Asian Investment Bank Bill Progresses

by Desk Editor on Tuesday, September 15, 2015 — 4:50 PM

A law allowing New Zealand to join the Asian Infrastructure Investment Bank has received the support of all parties except New Zealand First with the Government wanting the bill reported back in just five weeks.

Following Question Time the first reading of the International Finance Agreements Amendment Bill was completed by 109 to 12.

Finance Minister Bill English said the bill would allow the New Zealand Government to join the Asian Infrastructure Investment Bank and implements New Zealand’s obligations under the Articles of Agreement of the Infrastructure Bank.

Last year the Chinese Government floated the idea of such a bank. There was initially some scepticism about whether the bank was needed and how it work. New Zealand was one of the first developed countries to put up its hand for talks to see if a truly multilateral development bank and the Chinese leadership had been very keen to set up a modern multilateral investment bank. It has been an unexpected but welcome result which had now been supported by many countries.

Mr English said New Zealand’s future lay in the Asian region and it was important to broaden our interests and relationships across the region where there was a significant need for quality infrastructure to support growth and development.

Labour’s finance spokesman Grant Robertson said it looked like the bank would be a significant player and the ministers had rightly talked about the speed at which it was being set up. Mr Robertson said this pace was the one note of caution he had about this and the select committee should look carefully to see the correct governance was being put in place.

The bank was a real attempt to build up a coherent infrastructure investment strategy across the region.

Mr Robertson said it should be noted the Bank would be funded from the “Future Investment Fund” ie through the proceeds of sales of assets. The Fund appeared to have been over subscribed and was a bit of an accountancy trick.

Only NZ First MPs opposed the legislation though the Greens had some reservations. NZ First said it was opposed to investing the money from asset sales in offshore investments for the benefit of other countries.
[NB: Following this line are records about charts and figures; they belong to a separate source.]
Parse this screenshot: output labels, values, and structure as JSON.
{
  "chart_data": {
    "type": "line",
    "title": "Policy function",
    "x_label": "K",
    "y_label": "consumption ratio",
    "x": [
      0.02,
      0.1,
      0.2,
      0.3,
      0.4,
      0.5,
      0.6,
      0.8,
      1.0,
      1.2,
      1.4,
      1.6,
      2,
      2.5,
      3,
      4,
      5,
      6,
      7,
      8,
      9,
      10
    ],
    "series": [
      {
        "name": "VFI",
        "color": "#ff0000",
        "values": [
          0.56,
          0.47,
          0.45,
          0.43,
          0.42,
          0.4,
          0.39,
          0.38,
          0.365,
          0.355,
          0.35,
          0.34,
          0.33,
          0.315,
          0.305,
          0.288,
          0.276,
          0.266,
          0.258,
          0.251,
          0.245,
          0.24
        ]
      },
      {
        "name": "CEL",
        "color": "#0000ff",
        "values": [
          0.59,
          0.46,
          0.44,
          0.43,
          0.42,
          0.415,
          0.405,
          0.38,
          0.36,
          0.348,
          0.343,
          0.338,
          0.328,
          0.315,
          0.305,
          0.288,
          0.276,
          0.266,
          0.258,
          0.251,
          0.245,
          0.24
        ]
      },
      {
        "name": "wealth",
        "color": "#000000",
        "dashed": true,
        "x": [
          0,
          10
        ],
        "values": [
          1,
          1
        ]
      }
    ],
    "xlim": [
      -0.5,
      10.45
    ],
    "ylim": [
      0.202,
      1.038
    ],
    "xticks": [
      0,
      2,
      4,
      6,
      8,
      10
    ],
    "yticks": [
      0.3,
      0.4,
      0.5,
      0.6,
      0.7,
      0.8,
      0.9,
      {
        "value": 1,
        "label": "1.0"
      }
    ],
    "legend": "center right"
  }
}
New Zealand would also be a small member of the bank and will not have a say about how money was allocated

The bill was sent to the Foreign affairs, Defence and Trade Committee for consideration with a report back by October 22 2015. The motion approving the truncated report back was passed by 63 to 58 with National, Maori Party, ACT and United Future supporting.

MPs then began the first reading of the Māori Purposes Bill.